Institute for Systems Biology, Seattle, WA 98109, USA.
BMC Bioinformatics. 2012 Sep 11;13:227. doi: 10.1186/1471-2105-13-227.
Relative expression algorithms such as the top-scoring pair (TSP) and the top-scoring triplet (TST) have several strengths that distinguish them from other classification methods, including resistance to overfitting, invariance to most data normalization methods, and biological interpretability. The top-scoring 'N' (TSN) algorithm is a generalized form of other relative expression algorithms which uses generic permutations and a dynamic classifier size to control both the permutation and combination space available for classification.
TSN was tested on nine cancer datasets, showing statistically significant differences in classification accuracy between different classifier sizes (choices of N). TSN also performed competitively against a wide variety of different classification methods, including artificial neural networks, classification trees, discriminant analysis, k-Nearest neighbor, naïve Bayes, and support vector machines, when tested on the Microarray Quality Control II datasets. Furthermore, TSN exhibits low levels of overfitting on training data compared to other methods, giving confidence that results obtained during cross validation will be more generally applicable to external validation sets.

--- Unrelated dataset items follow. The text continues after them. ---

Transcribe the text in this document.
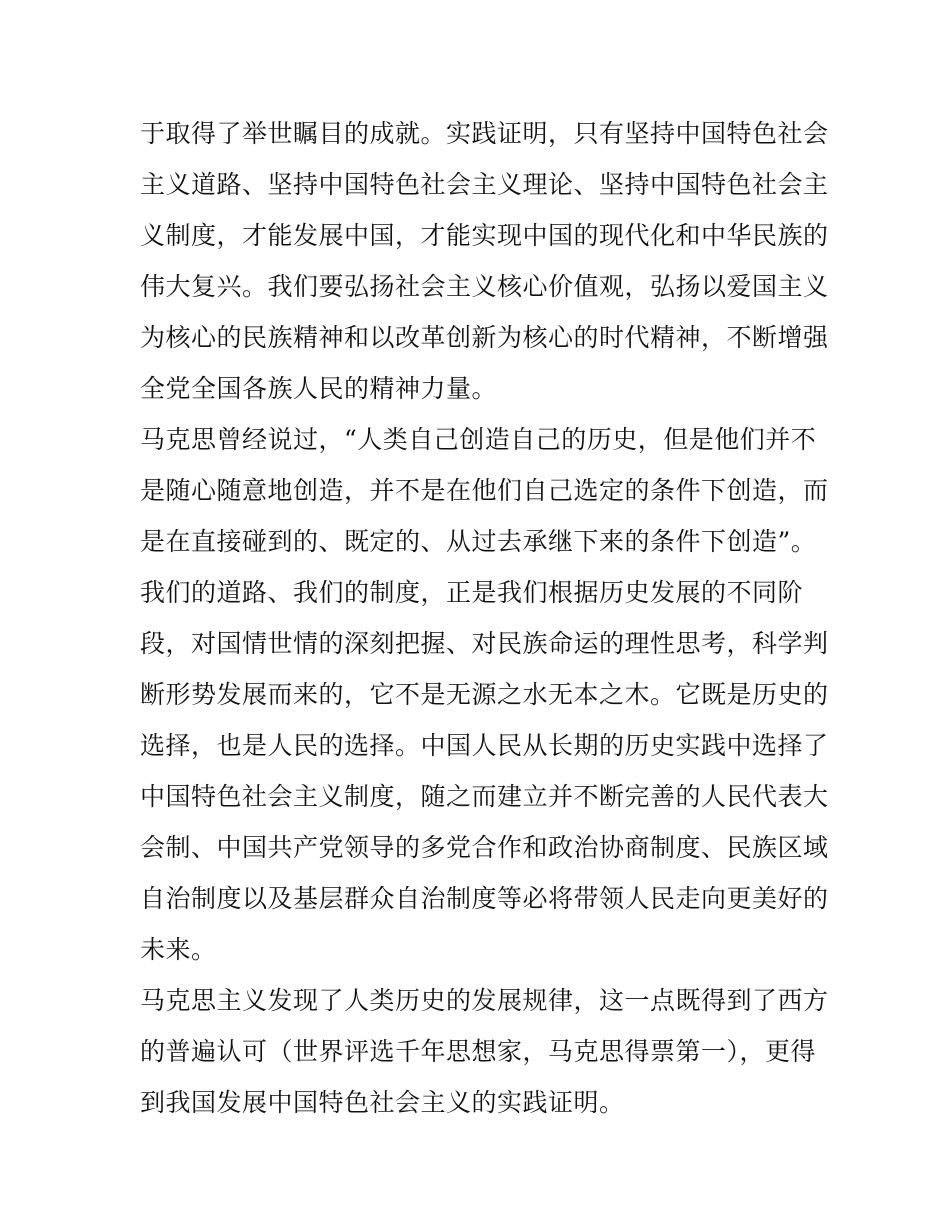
于取得了举世瞩目的成就。实践证明，只有坚持中国特色社会
主义道路、坚持中国特色社会主义理论、坚持中国特色社会主
义制度，才能发展中国，才能实现中国的现代化和中华民族的
伟大复兴。我们要弘扬社会主义核心价值观，弘扬以爱国主义
为核心的民族精神和以改革创新为核心的时代精神，不断增强
全党全国各族人民的精神力量。
马克思曾经说过，“人类自己创造自己的历史，但是他们并不
是随心随意地创造，并不是在他们自己选定的条件下创造，而
是在直接碰到的、既定的、从过去承继下来的条件下创造”。
我们的道路、我们的制度，正是我们根据历史发展的不同阶
段，对国情世情的深刻把握、对民族命运的理性思考，科学判
断形势发展而来的，它不是无源之水无本之木。它既是历史的
选择，也是人民的选择。中国人民从长期的历史实践中选择了
中国特色社会主义制度，随之而建立并不断完善的人民代表大
会制、中国共产党领导的多党合作和政治协商制度、民族区域
自治制度以及基层群众自治制度等必将带领人民走向更美好的
未来。
马克思主义发现了人类历史的发展规律，这一点既得到了西方
的普遍认可（世界评选千年思想家，马克思得票第一），更得
到我国发展中国特色社会主义的实践证明。
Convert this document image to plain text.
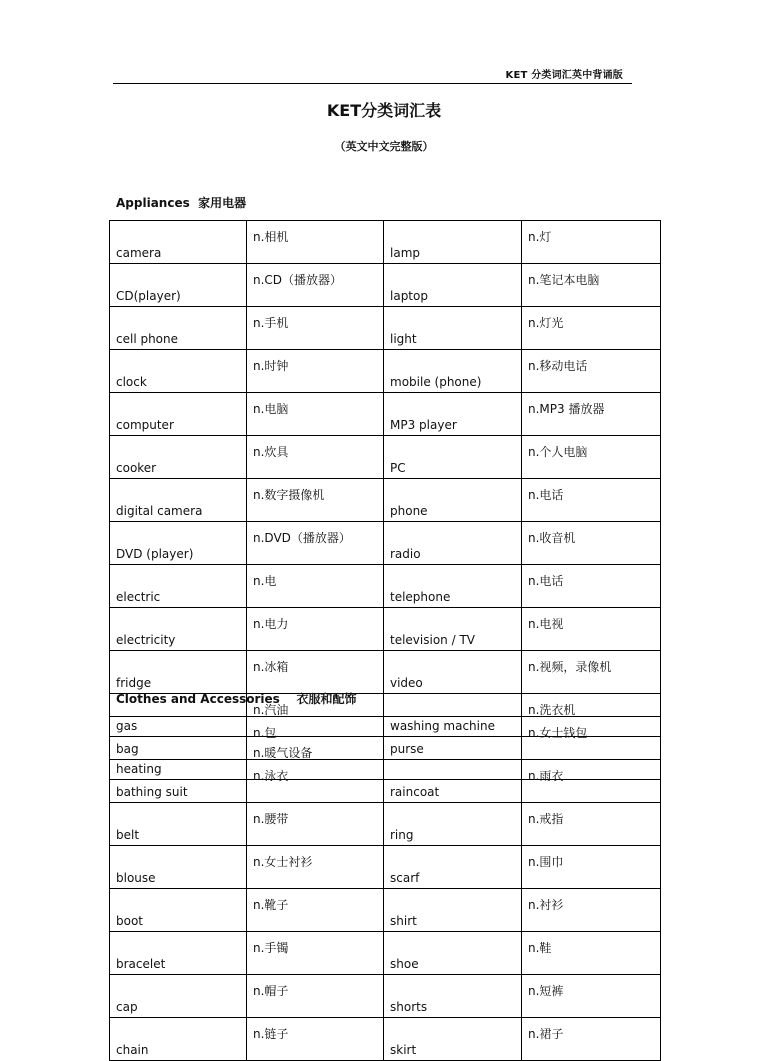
KET 分类词汇英中背诵版
KET分类词汇表
（英文中文完整版）
Appliances  家用电器
camera	n.相机	lamp	n.灯
CD(player)	n.CD（播放器）	laptop	n.笔记本电脑
cell phone	n.手机	light	n.灯光
clock	n.时钟	mobile (phone)	n.移动电话
computer	n.电脑	MP3 player	n.MP3 播放器
cooker	n.炊具	PC	n.个人电脑
digital camera	n.数字摄像机	phone	n.电话
DVD (player)	n.DVD（播放器）	radio	n.收音机
electric	n.电	telephone	n.电话
electricity	n.电力	television / TV	n.电视
fridge	n.冰箱	video	n.视频，录像机
gas	n.汽油	washing machine	n.洗衣机
heating	n.暖气设备		
Clothes and Accessories    衣服和配饰
bag	n.包	purse	n.女士钱包
bathing suit	n.泳衣	raincoat	n.雨衣
belt	n.腰带	ring	n.戒指
blouse	n.女士衬衫	scarf	n.围巾
boot	n.靴子	shirt	n.衬衫
bracelet	n.手镯	shoe	n.鞋
cap	n.帽子	shorts	n.短裤
chain	n.链子	skirt	n.裙子
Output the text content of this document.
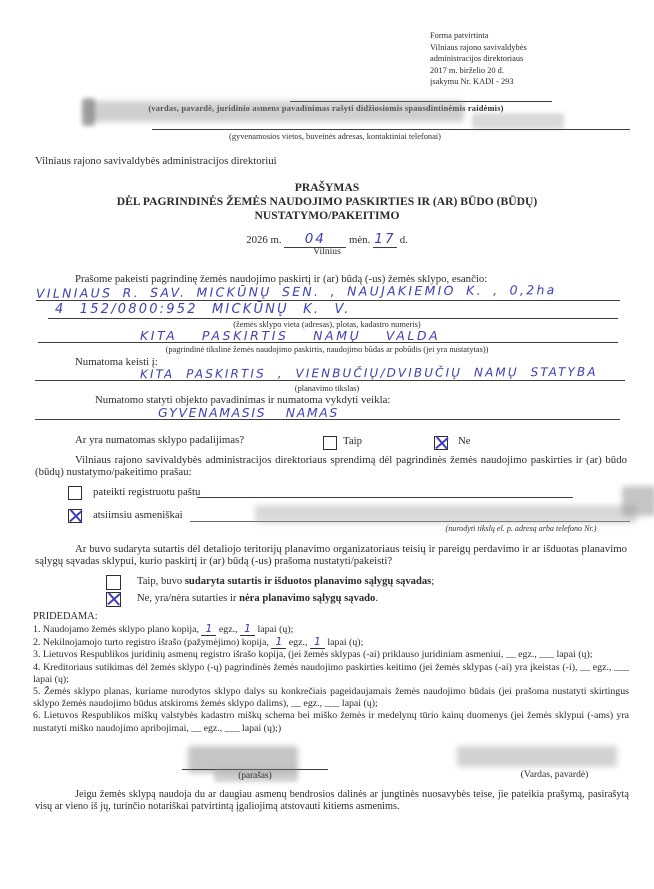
Forma patvirtinta
Vilniaus rajono savivaldybės
administracijos direktoriaus
2017 m. birželio 20 d.
įsakymu Nr. KADI - 293
(vardas, pavardė, juridinio asmens pavadinimas rašyti didžiosiomis spausdintinėmis raidėmis)
(gyvenamosios vietos, buveinės adresas, kontaktiniai telefonai)
Vilniaus rajono savivaldybės administracijos direktoriui
PRAŠYMAS
DĖL PAGRINDINĖS ŽEMĖS NAUDOJIMO PASKIRTIES IR (AR) BŪDO (BŪDŲ)
NUSTATYMO/PAKEITIMO
2026 m. 04 mėn. 17 d.
Vilnius
Prašome pakeisti pagrindinę žemės naudojimo paskirtį ir (ar) būdą (-us) žemės sklypo, esančio:
VILNIAUS R. SAV. MICKŪNŲ SEN. , NAUJAKIEMIO K. , 0,2ha
4 152/0800:952 MICKŪNŲ K. V.
(žemės sklypo vieta (adresas), plotas, kadastro numeris)
KITA PASKIRTIS NAMŲ VALDA
(pagrindinė tikslinė žemės naudojimo paskirtis, naudojimo būdas ar pobūdis (jei yra nustatytas))
Numatoma keisti į:
KITA PASKIRTIS , VIENBUČIŲ/DVIBUČIŲ NAMŲ STATYBA
(planavimo tikslas)
Numatomo statyti objekto pavadinimas ir numatoma vykdyti veikla:
GYVENAMASIS NAMAS
Ar yra numatomas sklypo padalijimas?	Taip	Ne
Vilniaus rajono savivaldybės administracijos direktoriaus sprendimą dėl pagrindinės žemės naudojimo paskirties ir (ar) būdo (būdų) nustatymo/pakeitimo prašau:
pateikti registruotu paštu
atsiimsiu asmeniškai
(nurodyti tikslų el. p. adresą arba telefono Nr.)
Ar buvo sudaryta sutartis dėl detaliojo teritorijų planavimo organizatoriaus teisių ir pareigų perdavimo ir ar išduotas planavimo sąlygų sąvadas sklypui, kurio paskirtį ir (ar) būdą (-us) prašoma nustatyti/pakeisti?
Taip, buvo sudaryta sutartis ir išduotos planavimo sąlygų sąvadas;
Ne, yra/nėra sutarties ir nėra planavimo sąlygų sąvado.
PRIDEDAMA:

1. Naudojamo žemės sklypo plano kopija, 1 egz., 1 lapai (ų);

2. Nekilnojamojo turto registro išrašo (pažymėjimo) kopija, 1 egz., 1 lapai (ų);

3. Lietuvos Respublikos juridinių asmenų registro išrašo kopija, (jei žemės sklypas (-ai) priklauso juridiniam asmeniui, __ egz., ___ lapai (ų);

4. Kreditoriaus sutikimas dėl žemės sklypo (-ų) pagrindinės žemės naudojimo paskirties keitimo (jei žemės sklypas (-ai) yra įkeistas (-i), __ egz., ___ lapai (ų);

5. Žemės sklypo planas, kuriame nurodytos sklypo dalys su konkrečiais pageidaujamais žemės naudojimo būdais (jei prašoma nustatyti skirtingus sklypo žemės naudojimo būdus atskiroms žemės sklypo dalims), __ egz., ___ lapai (ų);

6. Lietuvos Respublikos miškų valstybės kadastro miškų schema bei miško žemės ir medelynų tūrio kainų duomenys (jei žemės sklypui (-ams) yra nustatyti miško naudojimo apribojimai, __ egz., ___ lapai (ų);)

(parašas)	(Vardas, pavardė)
Jeigu žemės sklypą naudoja du ar daugiau asmenų bendrosios dalinės ar jungtinės nuosavybės teise, jie pateikia prašymą, pasirašytą visų ar vieno iš jų, turinčio notariškai patvirtintą įgaliojimą atstovauti kitiems asmenims.
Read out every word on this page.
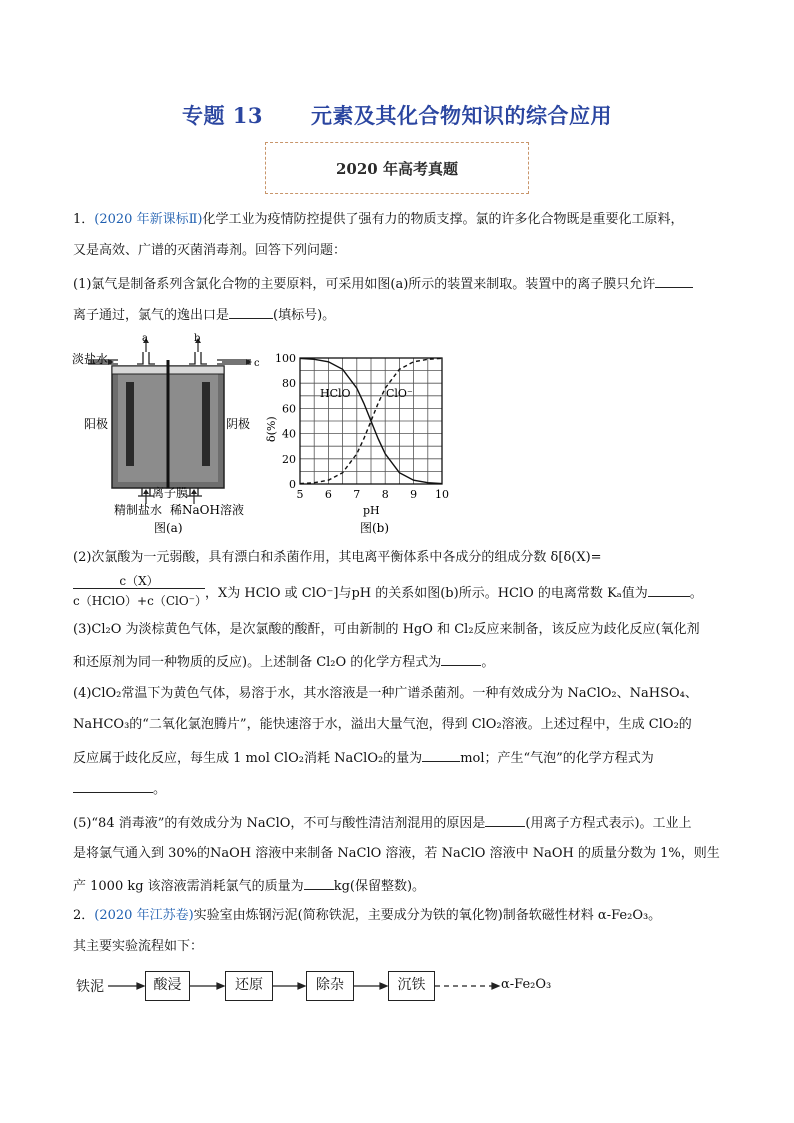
专题 13 元素及其化合物知识的综合应用
2020 年高考真题
1．(2020 年新课标Ⅱ)化学工业为疫情防控提供了强有力的物质支撑。氯的许多化合物既是重要化工原料，
又是高效、广谱的灭菌消毒剂。回答下列问题：
(1)氯气是制备系列含氯化合物的主要原料，可采用如图(a)所示的装置来制取。装置中的离子膜只允许
离子通过，氯气的逸出口是	(填标号)。
a	b
c
淡盐水
阳极	阴极
离子膜
精制盐水 稀NaOH溶液
图(a)
5 6 7 8 9 10
0
20
40
60
80
100
HClO	ClO⁻
δ(%)
pH
图(b)
(2)次氯酸为一元弱酸，具有漂白和杀菌作用，其电离平衡体系中各成分的组成分数 δ[δ(X)=
c（X）
c（HClO）+c（ClO⁻）
，X为 HClO 或 ClO⁻]与pH 的关系如图(b)所示。HClO 的电离常数 Kₐ值为	。
(3)Cl₂O 为淡棕黄色气体，是次氯酸的酸酐，可由新制的 HgO 和 Cl₂反应来制备，该反应为歧化反应(氧化剂
和还原剂为同一种物质的反应)。上述制备 Cl₂O 的化学方程式为	。
(4)ClO₂常温下为黄色气体，易溶于水，其水溶液是一种广谱杀菌剂。一种有效成分为 NaClO₂、NaHSO₄、
NaHCO₃的“二氧化氯泡腾片”，能快速溶于水，溢出大量气泡，得到 ClO₂溶液。上述过程中，生成 ClO₂的
反应属于歧化反应，每生成 1 mol ClO₂消耗 NaClO₂的量为	mol；产生“气泡”的化学方程式为
。
(5)“84 消毒液”的有效成分为 NaClO，不可与酸性清洁剂混用的原因是	(用离子方程式表示)。工业上
是将氯气通入到 30%的NaOH 溶液中来制备 NaClO 溶液，若 NaClO 溶液中 NaOH 的质量分数为 1%，则生
产 1000 kg 该溶液需消耗氯气的质量为 kg(保留整数)。
2．(2020 年江苏卷)实验室由炼钢污泥(简称铁泥，主要成分为铁的氧化物)制备软磁性材料 α-Fe₂O₃。
其主要实验流程如下：
铁泥	酸浸	还原	除杂	沉铁	α-Fe₂O₃
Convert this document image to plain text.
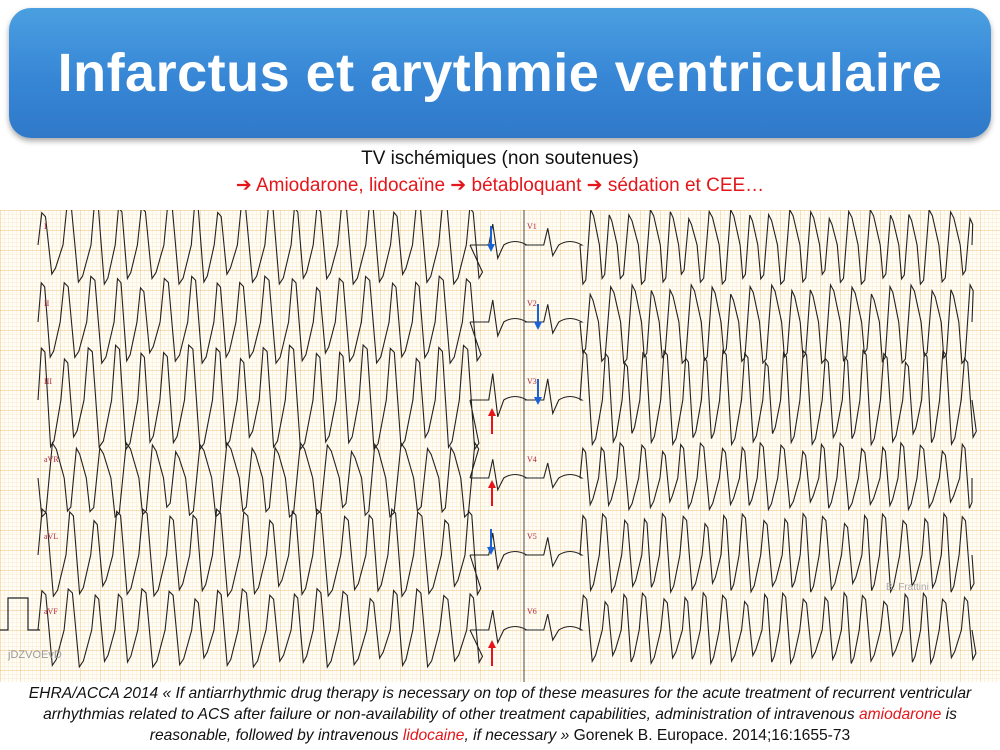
Infarctus et arythmie ventriculaire
TV ischémiques (non soutenues)
➔ Amiodarone, lidocaïne ➔ bétabloquant ➔ sédation et CEE…
I	V1
II	V2
III	V3
aVR	V4
aVL	V5
aVF	V6
jDZVOEvD
B. Frattini
EHRA/ACCA 2014 « If antiarrhythmic drug therapy is necessary on top of these measures for the acute treatment of recurrent ventricular arrhythmias related to ACS after failure or non-availability of other treatment capabilities, administration of intravenous amiodarone is reasonable, followed by intravenous lidocaine, if necessary » Gorenek B. Europace. 2014;16:1655-73
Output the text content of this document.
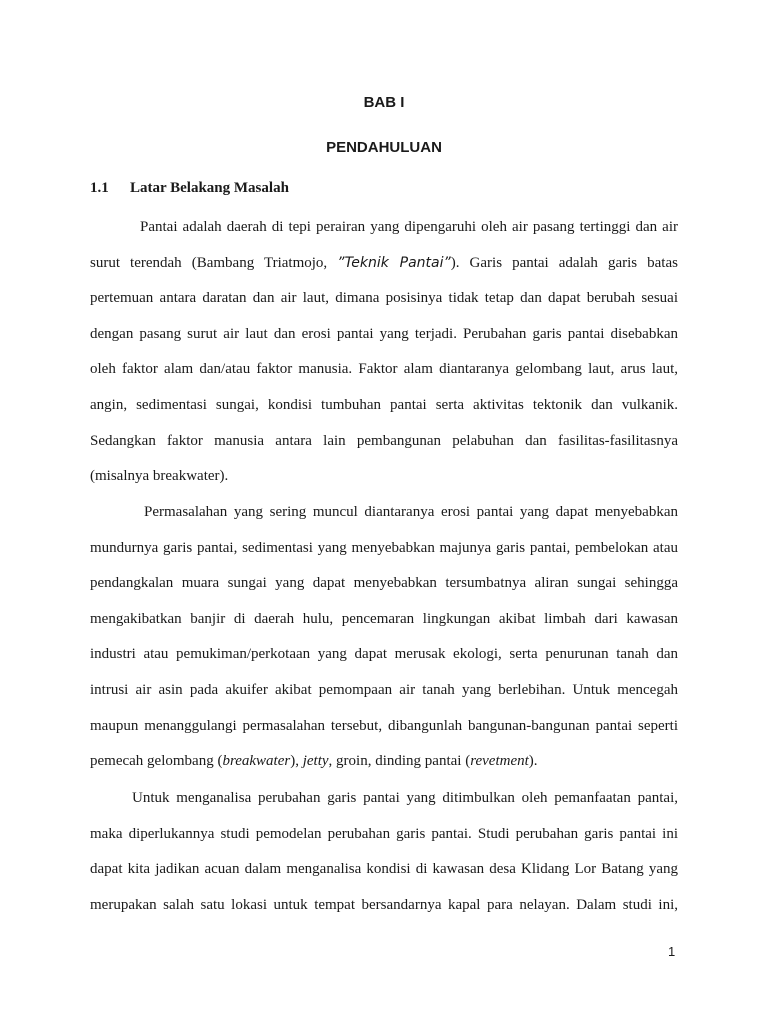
BAB I
PENDAHULUAN
1.1 Latar Belakang Masalah
Pantai adalah daerah di tepi perairan yang dipengaruhi oleh air pasang tertinggi dan air
surut terendah (Bambang Triatmojo, ”Teknik Pantai”). Garis pantai adalah garis batas
pertemuan antara daratan dan air laut, dimana posisinya tidak tetap dan dapat berubah sesuai
dengan pasang surut air laut dan erosi pantai yang terjadi. Perubahan garis pantai disebabkan
oleh faktor alam dan/atau faktor manusia. Faktor alam diantaranya gelombang laut, arus laut,
angin, sedimentasi sungai, kondisi tumbuhan pantai serta aktivitas tektonik dan vulkanik.
Sedangkan faktor manusia antara lain pembangunan pelabuhan dan fasilitas-fasilitasnya
(misalnya breakwater).
Permasalahan yang sering muncul diantaranya erosi pantai yang dapat menyebabkan
mundurnya garis pantai, sedimentasi yang menyebabkan majunya garis pantai, pembelokan atau
pendangkalan muara sungai yang dapat menyebabkan tersumbatnya aliran sungai sehingga
mengakibatkan banjir di daerah hulu, pencemaran lingkungan akibat limbah dari kawasan
industri atau pemukiman/perkotaan yang dapat merusak ekologi, serta penurunan tanah dan
intrusi air asin pada akuifer akibat pemompaan air tanah yang berlebihan. Untuk mencegah
maupun menanggulangi permasalahan tersebut, dibangunlah bangunan-bangunan pantai seperti
pemecah gelombang (breakwater), jetty, groin, dinding pantai (revetment).
Untuk menganalisa perubahan garis pantai yang ditimbulkan oleh pemanfaatan pantai,
maka diperlukannya studi pemodelan perubahan garis pantai. Studi perubahan garis pantai ini
dapat kita jadikan acuan dalam menganalisa kondisi di kawasan desa Klidang Lor Batang yang
merupakan salah satu lokasi untuk tempat bersandarnya kapal para nelayan. Dalam studi ini,
1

TSN preserves the strengths of other relative expression algorithms while allowing a much larger permutation and combination space to be explored, potentially improving classification accuracies when fewer numbers of measured features are available.
相对表达算法,如最高分对(TSP)和最高分三重(TST),具有一些区别于其他分类方法的优势,包括对过拟合的抗性、对大多数数据归一化方法的不变性以及生物学可解释性。最高分 'N'(TSN)算法是其他相对表达算法的广义形式,它使用通用排列和动态分类器大小来控制分类可用的排列和组合空间。
TSN 在九个癌症数据集上进行了测试,显示不同分类器大小(N 的选择)之间的分类准确性存在统计学显著差异。当在 Microarray Quality Control II 数据集上测试时,TSN 也与各种不同的分类方法(包括人工神经网络、分类树、判别分析、k-最近邻、朴素贝叶斯和支持向量机)进行了竞争,表现出色。此外,与其他方法相比,TSN 在训练数据上的过拟合程度较低,这使人们有信心在交叉验证中获得的结果将更普遍适用于外部验证集。
TSN 保留了其他相对表达算法的优势,同时允许探索更大的排列和组合空间,当可用的测量特征数量较少时,可能会提高分类准确性。